21 outubro, 2009

...do que infesta e não pode ser removido...



Não adianta, por mais que eu durma, acordo sempre mais cansado do que quando fui me deitar. Isso já acontece há vários dias, me sinto apodrecendo. Pelo menos consegui me afastar daquele trabalho idiota e inútil, agora posso dormir de 15 a 20 horas por dia.

Acabei de levantar e vim tomar o meu banho eterno, a sujeira da rua não sai facilmente. Sei que tenho anos de rua acumulados apesar de não por o pé na pra fora desde que consegui minha dispensa: suor, restos de pele minha e de outras pessoas, salivas, bafos, chuvas, cerveja, porra, catarro, merda, urina, esse ar imundo e esse infinito número de doenças. Passo álcool pelo meu corpo todo, quero me desinfetar. Já não sinto mais dor nos genitais quando faço isso, devo estar me acostumando. Olho para a garrafa de álcool e tomo um grande gole, sei que a sujeira me invade por todos os orifícios.

Agora, no banheiro esfumaçado pelo vapor d'água do chuveiro quente, olho o espelho embaçado tentando me identificar. Vejo o vulto borrado, apenas sei que sou eu porque ele segue meus movimentos. Passo a toalha de rosto no vidro e, mesmo assim, não consigo me reconhecer do outro lado. Para onde fui?

Olho meus cabelos crespos e enormes revoltos de cama, a barba de meses que se confunde com os pelos do peito que, por sua vez, é uma massa única e uniforme com o resto do meu corpo. Não passo de um animal coberto de pelos da cabeça aos pés. Os meus olhos e boca são pontos pequenos nessa névoa escura a que me converti.

A minha garganta arde pelo gole de álcool, abro a boca e me aproximo do espelho, preciso ver os germes morrendo. É quando percebo um movimento estranho no meu rosto, parece que todos os meus pelos estão se mexendo. Aproximo-me e vejo uma quantidade infinita de pequenos seres que povoam o meu corpo. Passeiam pelo mar escuro, submergem e vêm à tona. O asco toma conta de mim, mesmo com o banho quente, praticamente fervendo, e o álcool, permaneço imundo. Pego a navalha em um ato instintivo e começo o procedimento.

Inicio nervosamente pelos pés, tiro os pequenos pelos dos dedos. Vou ao peito do pé e, sem usar sabão em momento algum, subo pelas pernas causando diversos sangramentos. Isso não me importa. O que me dá mais trabalho é a virilha, meu ânus e as costas, onde uso de um contorcionismo que não sabia que possuía. Finalizo com a barba e cabelo e me admiro no reflexo. Ainda falta algo! Com a prática adquirida no resto do corpo, não encontro dificuldade e me livro rapidamente das sobrancelhas.

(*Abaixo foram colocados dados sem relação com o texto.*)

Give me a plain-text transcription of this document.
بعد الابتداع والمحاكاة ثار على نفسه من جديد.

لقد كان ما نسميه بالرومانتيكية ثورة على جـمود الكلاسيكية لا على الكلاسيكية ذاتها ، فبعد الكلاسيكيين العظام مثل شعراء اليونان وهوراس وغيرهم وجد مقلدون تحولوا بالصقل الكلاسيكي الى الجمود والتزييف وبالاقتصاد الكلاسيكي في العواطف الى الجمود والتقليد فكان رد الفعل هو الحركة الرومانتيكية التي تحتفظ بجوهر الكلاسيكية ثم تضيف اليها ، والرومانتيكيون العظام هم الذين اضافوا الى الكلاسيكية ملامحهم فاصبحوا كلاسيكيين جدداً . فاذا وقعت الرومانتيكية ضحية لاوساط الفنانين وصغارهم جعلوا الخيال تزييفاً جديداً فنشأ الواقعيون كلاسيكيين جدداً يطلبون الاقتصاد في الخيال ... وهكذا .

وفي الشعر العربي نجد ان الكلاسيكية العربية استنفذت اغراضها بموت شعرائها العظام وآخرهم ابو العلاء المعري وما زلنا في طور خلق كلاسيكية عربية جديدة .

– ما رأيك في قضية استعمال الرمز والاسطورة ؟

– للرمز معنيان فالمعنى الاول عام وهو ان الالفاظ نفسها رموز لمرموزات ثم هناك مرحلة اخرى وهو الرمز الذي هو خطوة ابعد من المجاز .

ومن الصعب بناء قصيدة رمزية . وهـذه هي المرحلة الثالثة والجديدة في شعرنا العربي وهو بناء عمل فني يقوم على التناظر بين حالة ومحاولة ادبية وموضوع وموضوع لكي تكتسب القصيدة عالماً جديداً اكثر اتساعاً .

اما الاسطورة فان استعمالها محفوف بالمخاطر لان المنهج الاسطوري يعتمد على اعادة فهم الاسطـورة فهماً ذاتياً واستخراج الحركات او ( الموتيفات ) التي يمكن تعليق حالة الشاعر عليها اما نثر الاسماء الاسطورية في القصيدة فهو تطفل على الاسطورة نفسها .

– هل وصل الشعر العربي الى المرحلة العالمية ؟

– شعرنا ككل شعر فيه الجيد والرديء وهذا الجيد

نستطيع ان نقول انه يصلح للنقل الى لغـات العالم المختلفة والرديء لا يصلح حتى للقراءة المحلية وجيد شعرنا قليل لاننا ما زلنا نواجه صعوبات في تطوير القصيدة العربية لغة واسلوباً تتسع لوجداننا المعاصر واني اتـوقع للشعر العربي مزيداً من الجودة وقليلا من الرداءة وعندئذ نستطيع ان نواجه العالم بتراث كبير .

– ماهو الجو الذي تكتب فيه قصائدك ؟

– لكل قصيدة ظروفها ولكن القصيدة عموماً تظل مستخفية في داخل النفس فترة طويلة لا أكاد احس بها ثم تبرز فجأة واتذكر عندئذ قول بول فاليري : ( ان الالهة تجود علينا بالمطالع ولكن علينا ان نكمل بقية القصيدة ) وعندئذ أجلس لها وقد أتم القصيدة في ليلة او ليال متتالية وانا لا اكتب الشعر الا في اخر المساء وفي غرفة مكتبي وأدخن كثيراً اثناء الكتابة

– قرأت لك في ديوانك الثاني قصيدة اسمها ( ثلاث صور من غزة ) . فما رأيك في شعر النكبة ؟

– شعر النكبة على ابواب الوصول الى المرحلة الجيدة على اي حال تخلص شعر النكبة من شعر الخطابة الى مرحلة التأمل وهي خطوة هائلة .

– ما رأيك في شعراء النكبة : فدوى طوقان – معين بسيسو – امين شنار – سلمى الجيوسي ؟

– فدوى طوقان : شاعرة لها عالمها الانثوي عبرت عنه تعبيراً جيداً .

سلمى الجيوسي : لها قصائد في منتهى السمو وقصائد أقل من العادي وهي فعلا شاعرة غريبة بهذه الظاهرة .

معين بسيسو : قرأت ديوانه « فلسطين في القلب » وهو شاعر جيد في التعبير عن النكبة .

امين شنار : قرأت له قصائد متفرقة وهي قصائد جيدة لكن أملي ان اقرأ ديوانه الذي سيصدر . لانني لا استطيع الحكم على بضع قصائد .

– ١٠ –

Agora sim. Jogo a garrafa de álcool por cima da minha pele lisa, a ardência é impressionante devido aos inúmeros machucados. Respiro fundo, finalmente me sinto livre.

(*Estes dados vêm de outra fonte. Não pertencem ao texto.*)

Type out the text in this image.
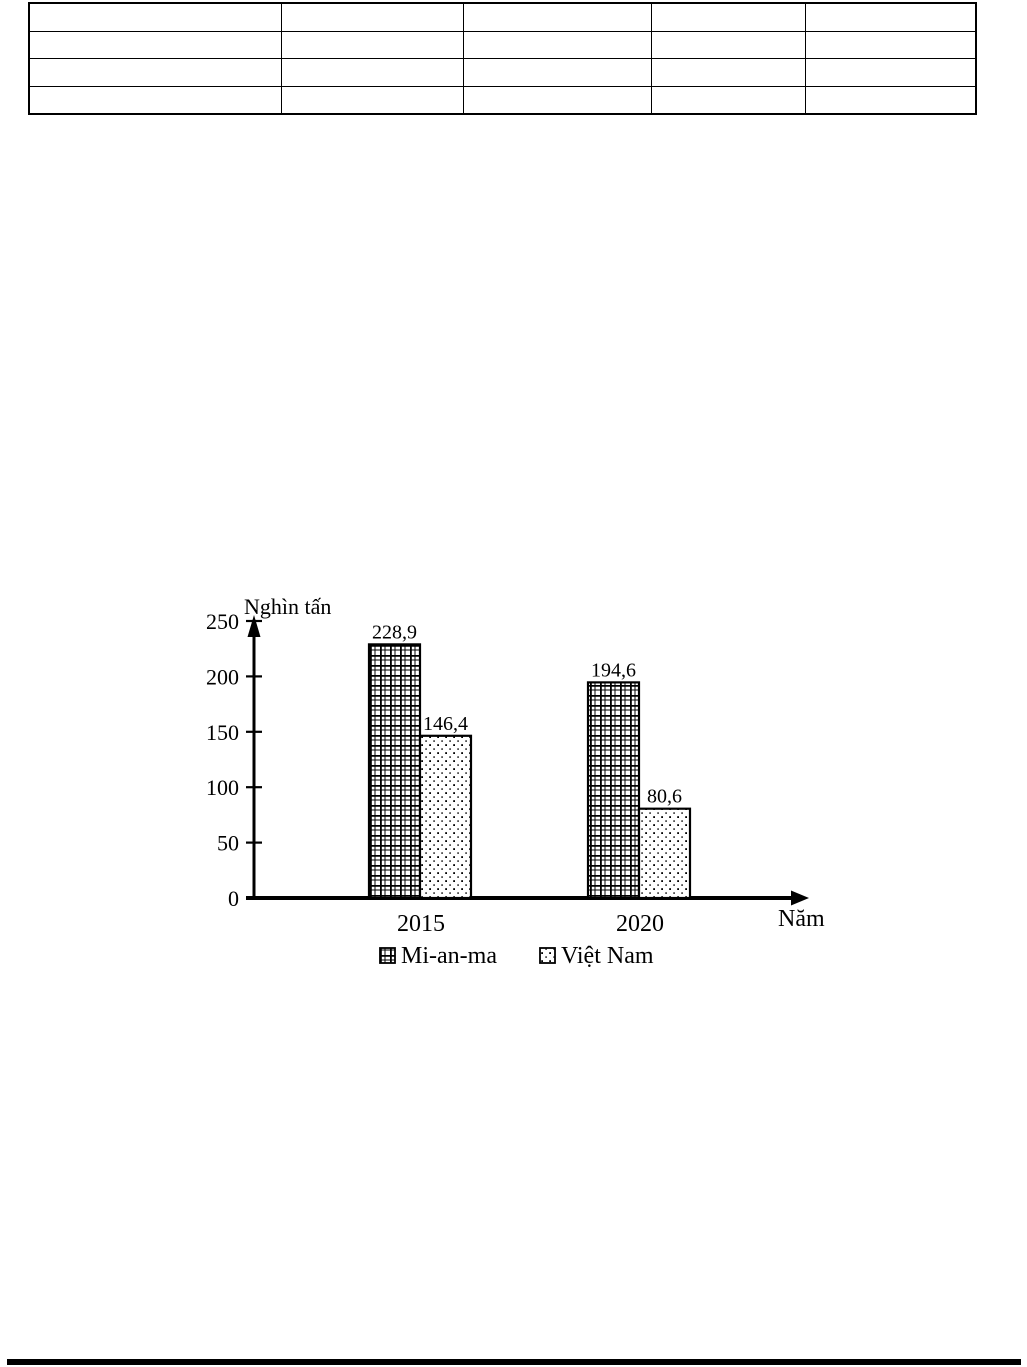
Nghìn tấn
Năm
0
50
100
150
200
250	228,9
146,4
2015
194,6
80,6
2020
Mi-an-ma	Việt Nam
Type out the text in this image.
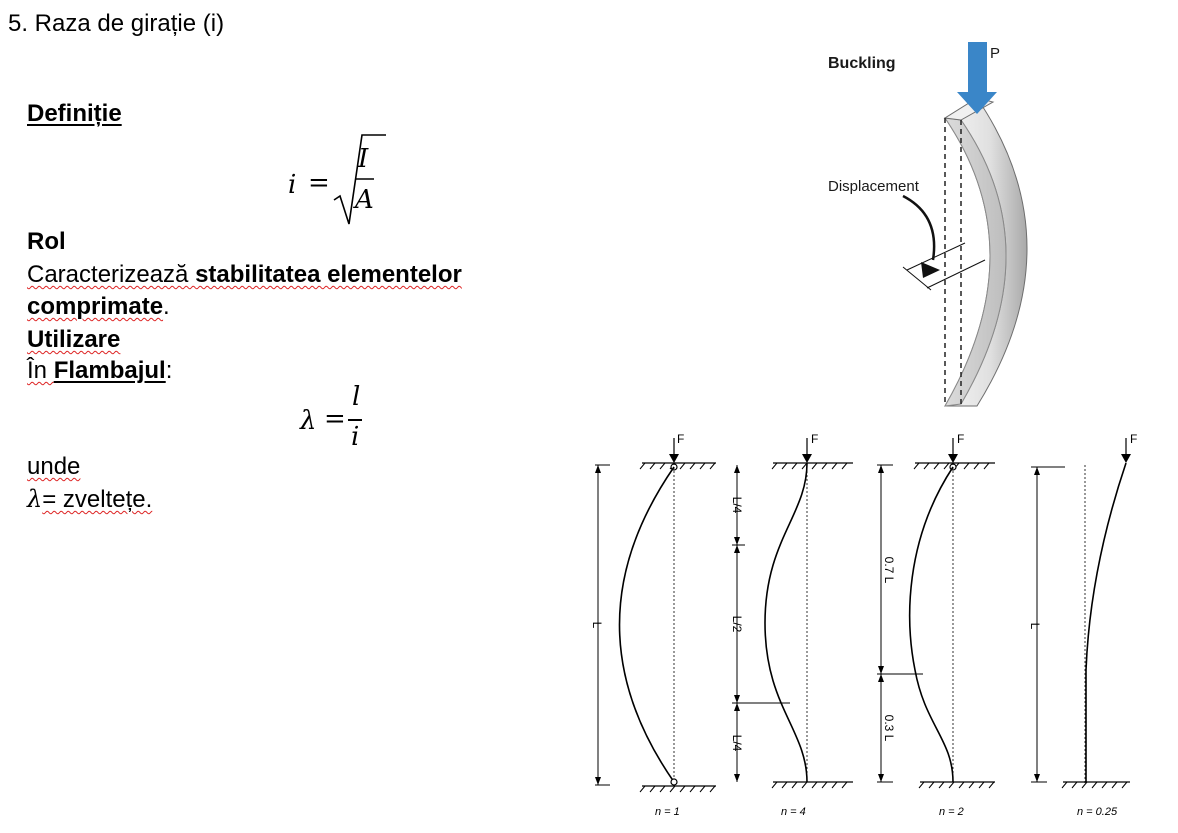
5. Raza de girație (i)
Definiție
i =
I
A
Rol
Caracterizează stabilitatea elementelor
comprimate.
Utilizare
În Flambajul:
λ =
l
i
unde
λ= zveltețe.
Buckling
P
Displacement
F
L
n = 1
F
L/4
L/2
L/4
n = 4
F
0.7 L
0.3 L
n = 2
F
L
n = 0.25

Consigo esboçar um sorriso para o espelho, que não dura muito. O movimento que antes habitava meus pelos, agora cobrem meu corpo inteiro. Enojado, só percebo que havia pegado a navalha após já ter feito uma enorme incisão em minha testa e, arrancando a pele com as mãos, deixado um alvo crânio começar a surgir.